ASIA/COREA DEL SUD - Legge sull'aborto, il presidente della Conferenza episcopale: "L'aborto è inaccettabile, sì all'obiezione di coscienza"

martedì, 20 ottobre 2020 diritti umani   dignità umana   vita umana   vescovi   chiese locali   politica   società civile  

Seoul (Agenzia Fides) - "L'aborto è inaccettabile. La Chiesa difenderà sempre la vita umana, dal concepimento fino alla fine naturale. Per questo auspichiamo che il governo coreano permetta l'obiezione di coscienza alla legge sull'aborto": è quanto ha ribadito il neoeletto presidente della Conferenza episcopale cattolica coreana (Cbck), il Vescovo Mathias Lee Yong-hoon, alla guida della diocesi di Suwon, appena eletto durante l'Assemblea generale autunnale del 12-15 ottobre. Come appreso da Fides, il Vescovo, che è stato presidente della Commissione di bioetica della Conferenza episcopale coreana, mentre in Parlamento è in corso il dibattito sulle modifiche alla legge sull'aborto, ha osservato: "Proteggere la dignità della vita umana è un valore che non può essere compromesso", riaffermando "il diritto inalienabile alla vita e alla dignità umana".
Proprio in virtù di questa convinzione, il Vescovo ha chiesto alle autorità civili la liceità dell'obiezione di coscienza: "L'obiezione di coscienza consente a medici e infermieri di rifiutarsi di eseguire gli aborti richiesti dai loro pazienti. Gli operatori sanitari non dovrebbero essere puniti solo perché si rifiutano di eseguire una procedura di aborto".
Recentemente, il governo ha confermato la revisione della legislazione sull'aborto, tramite un disegno di legge che modifica sia il "Criminal Act" che il "Mother and Child Health Act": la modifica depenalizza gli aborti condotti entro le prime 14 settimane di gravidanza. Anche gli aborti per le donne in stato di gravidanza tra le 15 e le 24 settimane saranno depenalizzati a "determinate condizioni", come circostanze mediche, economiche o sociali come per le vittime di stupro.
Il disegno di legge, presentato all'Assemblea nazionale il 7 ottobre, revoca il divieto totale di aborti imposto nel 1953. L'annuncio del progetto di legge - che per la prima volta permetterebbe l'interruzione volontaria di gravidanza nel paese, fatte salve le rare eccezioni previste nel 1973 - giunge dopo che la Corte costituzionale ha stabilito lo scorso anno che la criminalizzazione dell'aborto è una violazione della costituzione.

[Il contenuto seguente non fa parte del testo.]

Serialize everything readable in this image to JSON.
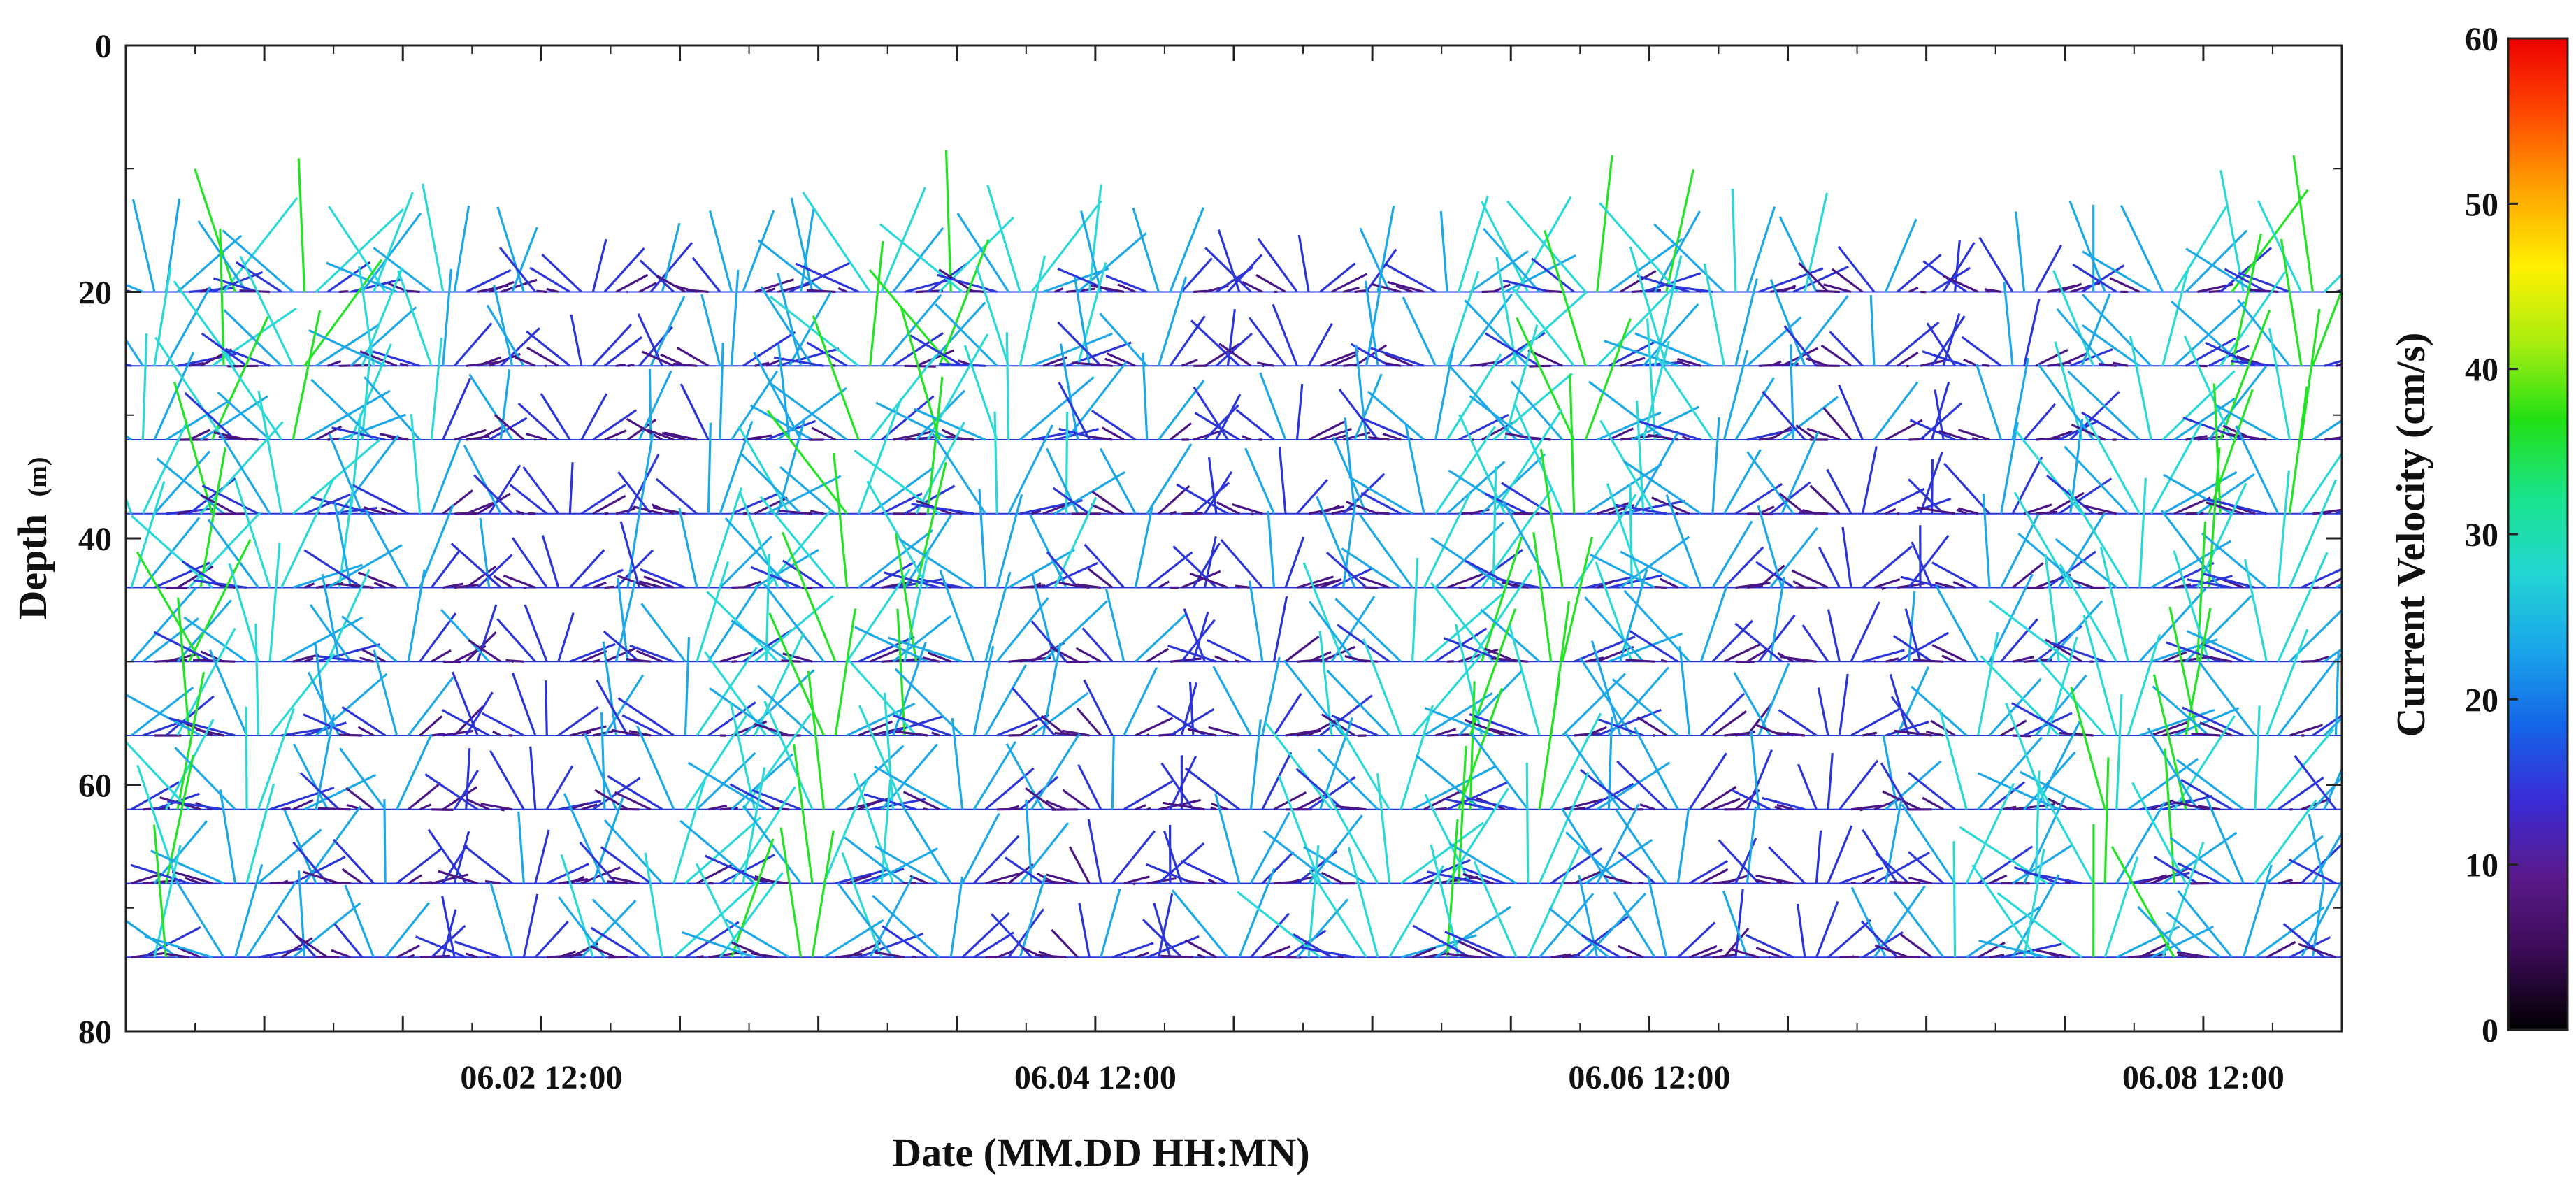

Le Chiese cristiane, molto diffuse in Corea, hanno avviato una campagna per opporsi alla modifica delle legge. Il nuovo presidente dei Vescovi cattolici ha aggiunto che "una Corea migliore si costruisce a partire dal rispetto per la vita e della cultura della vita". Song Young-chae, professore universitario cristiano ha detto: "La scelta pro-aborto va contro i miei valori religiosi, ma va anche contro i valori coreani, i nostri antenati e la società. I coreani dovrebbero sempre darà un valore supremo alla vita umana, anche se non è ancora venuta alla luce".
Secondo la legge vigente, una donna coreana può essere punita fino a un anno di reclusione o una multa fino a un massimo di 2 milioni di won coreani (circa 1.700 dollari USA) per aver abortito, mentre un medico o operatore sanitario che esegue la procedura può essere condannato a due anni di prigione.
Il governo ha presentato la modifica della legge a partire da alcuni dati illustrati dal Ministero della Salute: 30 donne coreane su 1.000 di età compresa tra i 15 e i 44 anni hanno avuto un aborto illegale nel 2005, posizionando la Corea del Sud tra i primi tre paesi per aborti pro-capite nel mondo, solo dietro Russia e Vietnam. Oggi, secondo i sondaggi d'opinione, il 75% dei sudcoreani è favorevole all'abbandono del divieto assoluto di aborto. La Corea del Sud ha un tasso di fertilità di 1,1 nascite per donna, ben al di sotto della media globale di 2,4, come rileva il Rapporto 2020 del Fondo Onu per la popolazione.